Lettre à Marie-George Buffet

André GERIN(30/03/04)

Maire de Vénissieux, député du Rhône, vice-président de la Communauté urbaine de Lyon

Chère Marie-George,

Notre pays a besoin du Parti communiste français. Le pluralisme politique à la française est un élément vital de la démocratie. Il fait partie de notre histoire et de l’exception française.

Le 21 mars, le Parti communiste a retrouvé droit de cité, grâce à la présence de listes distinctes de celles du parti socialiste, notamment dans le Nord-Pas-de-Calais, en Picardie, en Auvergne et en Ile-de-France. L’existence de ces listes a été obtenue par des votes majoritaires des adhérents.

Les résultats dans ces régions confirment qu’il existe un potentiel électoral pour le PCF. Mais faute d’une volonté nationale claire et d’un débat audible avant le premier tour, le choix des électeurs communistes a été brouillé. Le potentiel électoral du PCF demeure largement sous-estimé.

Il faut le faire fructifier, car il existe le danger d’une alternance, en 2007, avec un parti socialiste hégémonique. L’étau de la bipolarisation se profile, qui vise à gérer le capitalisme, à quelques variantes près, sans s’attaquer à une transformation sociale radicale, en poursuivant la marginalisation de la force communiste.

Telle est la question centrale qui nous est posée maintenant pour ne pas recommencer l’impasse mortelle de 1997. L’existence, la présence, l’influence du Parti communiste français dans une dynamique sociale et politique est vitale pour notre avenir, essentielle pour reconstruire l’espoir dans notre pays.
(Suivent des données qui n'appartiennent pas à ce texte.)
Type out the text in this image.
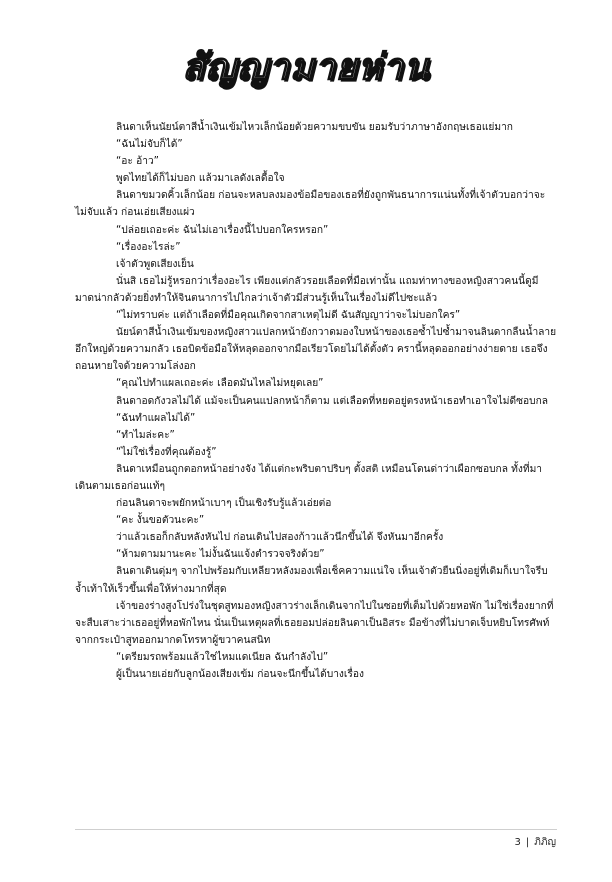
สัญญามายห่าน

ลินดาเห็นนัยน์ตาสีน้ำเงินเข้มไหวเล็กน้อยด้วยความขบขัน ยอมรับว่าภาษาอังกฤษเธอแย่มาก

“ฉันไม่จับก็ได้”

“อะ อ้าว”

พูดไทยได้ก็ไม่บอก แล้วมาเลดังเลดื้อใจ

ลินดาขมวดคิ้วเล็กน้อย ก่อนจะหลบลงมองข้อมือของเธอที่ยังถูกพันธนาการแน่นทั้งที่เจ้าตัวบอกว่าจะไม่จับแล้ว ก่อนเอ่ยเสียงแผ่ว

“ปล่อยเถอะค่ะ ฉันไม่เอาเรื่องนี้ไปบอกใครหรอก”

“เรื่องอะไรล่ะ”

เจ้าตัวพูดเสียงเย็น

นั่นสิ เธอไม่รู้หรอกว่าเรื่องอะไร เพียงแต่กลัวรอยเลือดที่มือเท่านั้น แถมท่าทางของหญิงสาวคนนี้ดูมีมาดน่ากลัวด้วยยิ่งทำให้จินตนาการไปไกลว่าเจ้าตัวมีส่วนรู้เห็นในเรื่องไม่ดีไปซะแล้ว

“ไม่ทราบค่ะ แต่ถ้าเลือดที่มือคุณเกิดจากสาเหตุไม่ดี ฉันสัญญาว่าจะไม่บอกใคร”

นัยน์ตาสีน้ำเงินเข้มของหญิงสาวแปลกหน้ายังกวาดมองใบหน้าของเธอซ้ำไปซ้ำมาจนลินดากลืนน้ำลายอึกใหญ่ด้วยความกลัว เธอบิดข้อมือให้หลุดออกจากมือเรียวโดยไม่ได้ตั้งตัว ครานี้หลุดออกอย่างง่ายดาย เธอจึงถอนหายใจด้วยความโล่งอก

“คุณไปทำแผลเถอะค่ะ เลือดมันไหลไม่หยุดเลย”

ลินดาอดกังวลไม่ได้ แม้จะเป็นคนแปลกหน้าก็ตาม แต่เลือดที่หยดอยู่ตรงหน้าเธอทำเอาใจไม่ดีซอบกล

“ฉันทำแผลไม่ได้”

“ทำไมล่ะคะ”

“ไม่ใช่เรื่องที่คุณต้องรู้”

ลินดาเหมือนถูกตอกหน้าอย่างจัง ได้แต่กะพริบตาปริบๆ ตั้งสติ เหมือนโดนด่าว่าเผือกซอบกล ทั้งที่มาเดินตามเธอก่อนแท้ๆ

ก่อนลินดาจะพยักหน้าเบาๆ เป็นเชิงรับรู้แล้วเอ่ยต่อ

“คะ งั้นขอตัวนะคะ”

ว่าแล้วเธอก็กลับหลังหันไป ก่อนเดินไปสองก้าวแล้วนึกขึ้นได้ จึงหันมาอีกครั้ง

“ห้ามตามมานะคะ ไม่งั้นฉันแจ้งตำรวจจริงด้วย”

ลินดาเดินดุ่มๆ จากไปพร้อมกับเหลียวหลังมองเพื่อเช็คความแน่ใจ เห็นเจ้าตัวยืนนิ่งอยู่ที่เดิมก็เบาใจรีบจ้ำเท้าให้เร็วขึ้นเพื่อให้ห่างมากที่สุด

เจ้าของร่างสูงโปร่งในชุดสูทมองหญิงสาวร่างเล็กเดินจากไปในซอยที่เต็มไปด้วยหอพัก ไม่ใช่เรื่องยากที่จะสืบเสาะว่าเธออยู่ที่หอพักไหน นั่นเป็นเหตุผลที่เธอยอมปล่อยลินดาเป็นอิสระ มือข้างที่ไม่บาดเจ็บหยิบโทรศัพท์จากกระเป๋าสูทออกมากดโทรหาผู้ขวาคนสนิท

“เตรียมรถพร้อมแล้วใช่ไหมแดเนียล ฉันกำลังไป”

ผู้เป็นนายเอ่ยกับลูกน้องเสียงเข้ม ก่อนจะนึกขึ้นได้บางเรื่อง

3 | ภิภิญ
Le rééquilibrage de la gauche en faveur du PCF est une question stratégique pour ne pas hypothéquer l’avenir. Va-t-on considérer cet équilibre comme la principale préoccupation du conseil national pour redonner au PCF une place de premier plan en 2007 ?

Par deux fois, le 21 avril 2002 et le 21 mars 2004, les équipes au pouvoir ont subi d’énormes sanctions. Dans ce contexte, le Parti communiste français peut redonner sa dignité à notre peuple, en se donnant une politique nationale lisible, en travaillant au recul de l’abstention, en combattant pour éliminer le Front national.

Menons une bataille idéologique sans précédent sur les idéaux et les valeurs du socialisme et du communisme ! Forts de notre identité communiste, audacieux pour élargir notre enracinement, élaborons un véritable projet politique qui fasse à la fois le bilan de nos actions passées, qui nous permettent de multiplier les initiatives d’envergure contre le capitalisme ravageur et qui ouvre un horizon vers un monde meilleur.

La consultation des adhérents est d’autant plus urgente que se profilent à très brève échéance les élections européennes et que le projet de constitution européenne doit être décidé au sommet de juin. Nous avons à décider de nos choix stratégiques et, de ce point de vue, il faut ajourner sine die la perspective de constituer un parti de gauche européen qui n’aurait d’autre résultat que de faire disparaître l’identité communiste.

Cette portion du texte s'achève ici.